USD/JPY halts a two-day winning streak possibly on the back of upbeat Chinese economic data. The spot price trades lower near 149.80 during the European session on Wednesday. However, the USD/JPY is benefiting from the upbeat Retail Sales from the United States (US), buoyed by higher US Treasury yields.
Chinese Gross Domestic Product exceeded market consensus in the third quarter, reporting a growth of 1.3% compared to the anticipated 1.0%. The yearly based report for the same quarter revealed a 4.9% increase, surpassing the expected 4.4%.
Moreover, China's Retail Sales (YoY) rose by 5.5%, surpassing both the previous figure of 4.6% and the expected 4.9%.
Japanese Finance Minister Shunichi Suzuki declined to comment on currency intervention following remarks from an International Monetary Fund (IMF) official on Tuesday. Suzuki stated that there was no necessity to delve into the specific factors influencing the currency.
Media reported on Tuesday that the Bank of Japan was contemplating revising its core Consumer Price Index (CPI) forecast for the fiscal years 2023 and 2024 while maintaining its inflation forecast for 2025.
The dovish outlook, combined with generally optimistic risk sentiment, may persist in weakening the safe-haven Japanese Yen (JPY), indicating a higher likelihood of an upward trend for the USD/JPY pair.
Investors might observe interventions by Japanese authorities in the foreign exchange market aimed at strengthening their currency, which could exert downward pressure on the USD/JPY pair.
US Retail Sales in the US exceeded expectations, rising to 0.7% in September instead of the expected 0.3%. The Retail Sales Control Group also saw a significant increase of 0.6%, up from the previous 0.2%. Meanwhile, US Industrial Production improved by 0.3%, defying expectations of stagnation at 0.0%.
The positive Chinese data could exert minor pressure on the US Dollar Index (DXY) struggled to maintain intraday gains, hovering around 106.20. On a positive note, US Treasury yields improved, reaching 4.85% for the 10-year US Treasury bond, potentially giving support to the Greenback.
Market watchers are likely keen on understanding the Federal Reserve's monetary policy trajectory, especially after dovish remarks from officials.
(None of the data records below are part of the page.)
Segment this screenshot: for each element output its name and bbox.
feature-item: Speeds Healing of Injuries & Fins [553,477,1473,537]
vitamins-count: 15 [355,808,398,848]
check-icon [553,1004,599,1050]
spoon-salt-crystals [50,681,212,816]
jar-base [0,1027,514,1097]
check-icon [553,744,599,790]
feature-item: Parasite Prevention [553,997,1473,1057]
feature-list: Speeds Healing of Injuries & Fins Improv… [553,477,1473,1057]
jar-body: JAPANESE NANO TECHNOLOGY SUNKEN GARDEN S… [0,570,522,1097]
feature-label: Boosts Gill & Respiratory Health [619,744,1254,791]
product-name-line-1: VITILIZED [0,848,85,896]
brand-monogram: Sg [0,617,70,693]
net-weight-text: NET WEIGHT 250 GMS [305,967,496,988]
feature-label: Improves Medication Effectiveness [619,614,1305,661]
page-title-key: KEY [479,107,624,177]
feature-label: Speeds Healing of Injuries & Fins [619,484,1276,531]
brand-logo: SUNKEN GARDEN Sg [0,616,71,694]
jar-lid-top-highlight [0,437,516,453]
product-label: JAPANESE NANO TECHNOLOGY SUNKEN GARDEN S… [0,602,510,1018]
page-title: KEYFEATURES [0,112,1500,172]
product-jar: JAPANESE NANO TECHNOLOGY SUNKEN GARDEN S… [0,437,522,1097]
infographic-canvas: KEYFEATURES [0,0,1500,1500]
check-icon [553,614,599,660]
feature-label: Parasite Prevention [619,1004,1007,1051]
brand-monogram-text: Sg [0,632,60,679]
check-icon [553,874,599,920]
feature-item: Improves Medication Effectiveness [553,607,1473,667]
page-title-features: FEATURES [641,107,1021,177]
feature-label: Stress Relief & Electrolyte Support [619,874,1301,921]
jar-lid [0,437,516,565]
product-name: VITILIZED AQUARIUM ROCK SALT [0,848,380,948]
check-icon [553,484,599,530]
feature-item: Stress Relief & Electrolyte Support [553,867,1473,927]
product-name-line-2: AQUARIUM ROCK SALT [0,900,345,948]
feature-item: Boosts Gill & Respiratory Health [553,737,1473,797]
Richmond Fed President Thomas Barkin suggested that the current policy is already restrictive, expressing uncertainty about the upcoming FOMC meeting in November. Furthermore, Minneapolis Federal Reserve Bank President Neel Kashkari emphasized that inflation has persisted longer than expected, aligning with the dovish stance of several other Fed officials.
Investor attention is expected to focus on US housing data and Fed officials' speeches on Wednesday. Additionally, Japanese inflation data on Friday, the National Consumer Price Index (CPI) ex-Fresh Food for September, is anticipated to show a year-on-year increase of 2.7%, down from the previous reading of 3.1%.